I think of the Tokyo Busai – the much-coveted Japanese disaster preparedness manual – and how overwhelming it would be to remember every detailed instruction to survive every possible disaster. I berate myself for having a bad memory. I must surely be heading towards some form of dementia. Wasn’t that what happened to Iris Murdoch? And how could I even compare myself to a writer of her stature when I can’t get a plot outline down, let alone actually write my novel?

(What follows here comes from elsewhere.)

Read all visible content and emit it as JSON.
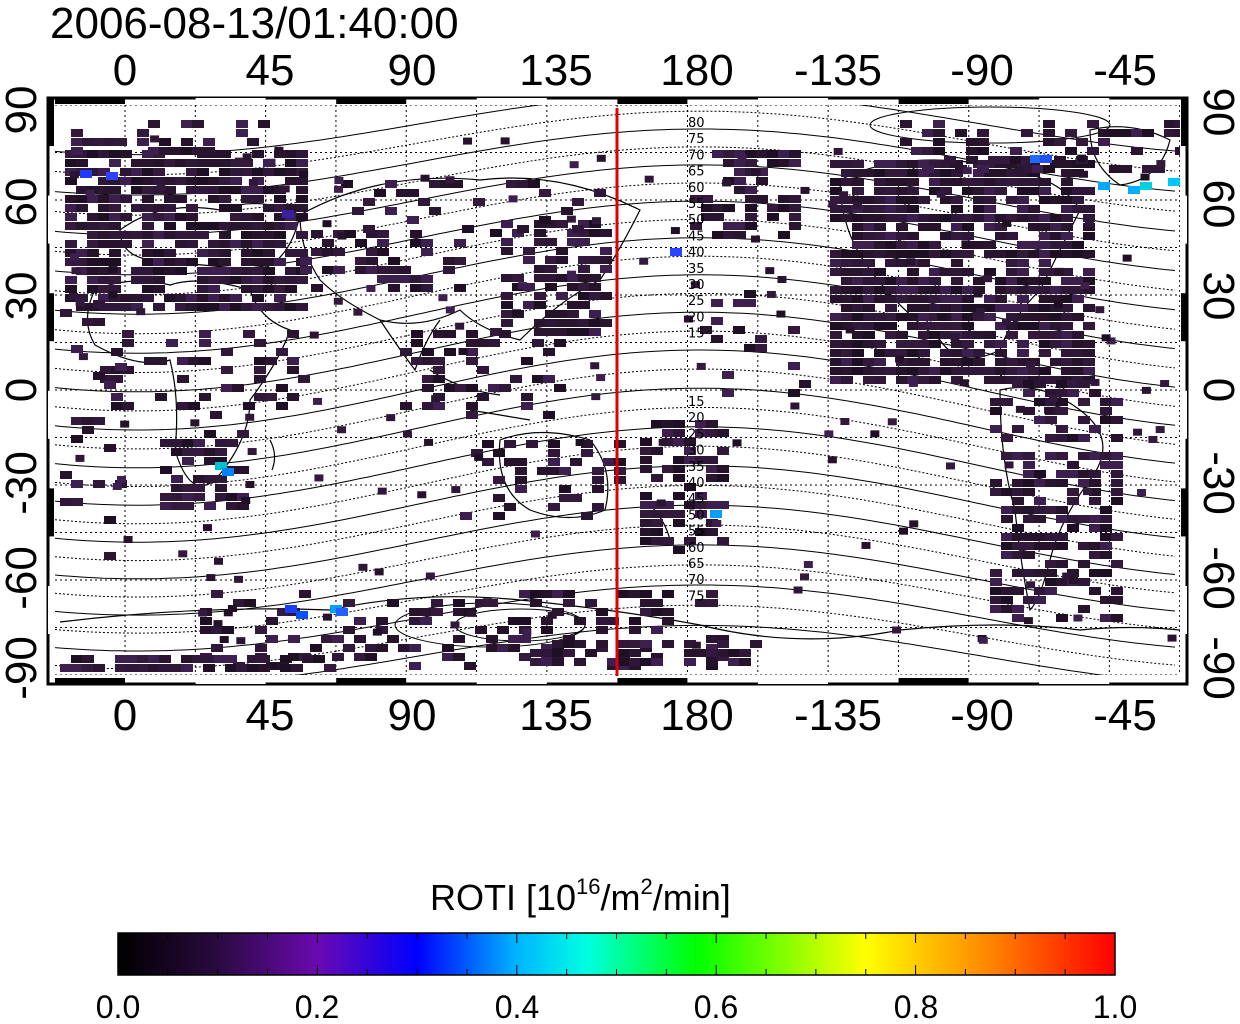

Then I think of the retired army officer and his wife who died in their home trying to escape the surging water. A key was found submerged in the inundated room and it is presumed they may have dropped it trying to escape. I imagine the desperation. The panic.

The great leveller

I’m not ready to die. I need more time. I haven't achieved anything of significance. I’ve only just emerged from many years of suspending my best self for reasons that now seem juvenile and pathetic. I am finally awake to the possibility that I determine my life. I’ve only just begun to find my purpose. I’m too young to die.

And close on the heels of that thought, comes shame, of how selfish and petulant I was being when children and young lives brimming with promise had been lost, all because they were born in a different circumstance, time and social strata. But none of these reasons – of circumstance, time and social strata – seemed to determine who would live and who would die in the floods. It was simple geography.

I try not to think of the water that crept into homes while people slept. It flowed out of a reservoir, inundated the canals, overflowed into the slums on the embankments, gushed down streets and flooded all the structures that we had arrogantly built in low-lying localities and labelled as “development”. Malls, office complexes, apartments, schools – all inundated.

Water finds its level. No matter how prepared I am, I am powerless against nature. At this point, I usually fall asleep with a lack of faith that the sun will rise the next morning.

But rise it does, and with it comes the guilt of emotions I have no right to covet. As it happens, guilt about survivor’s guilt is a very real thing.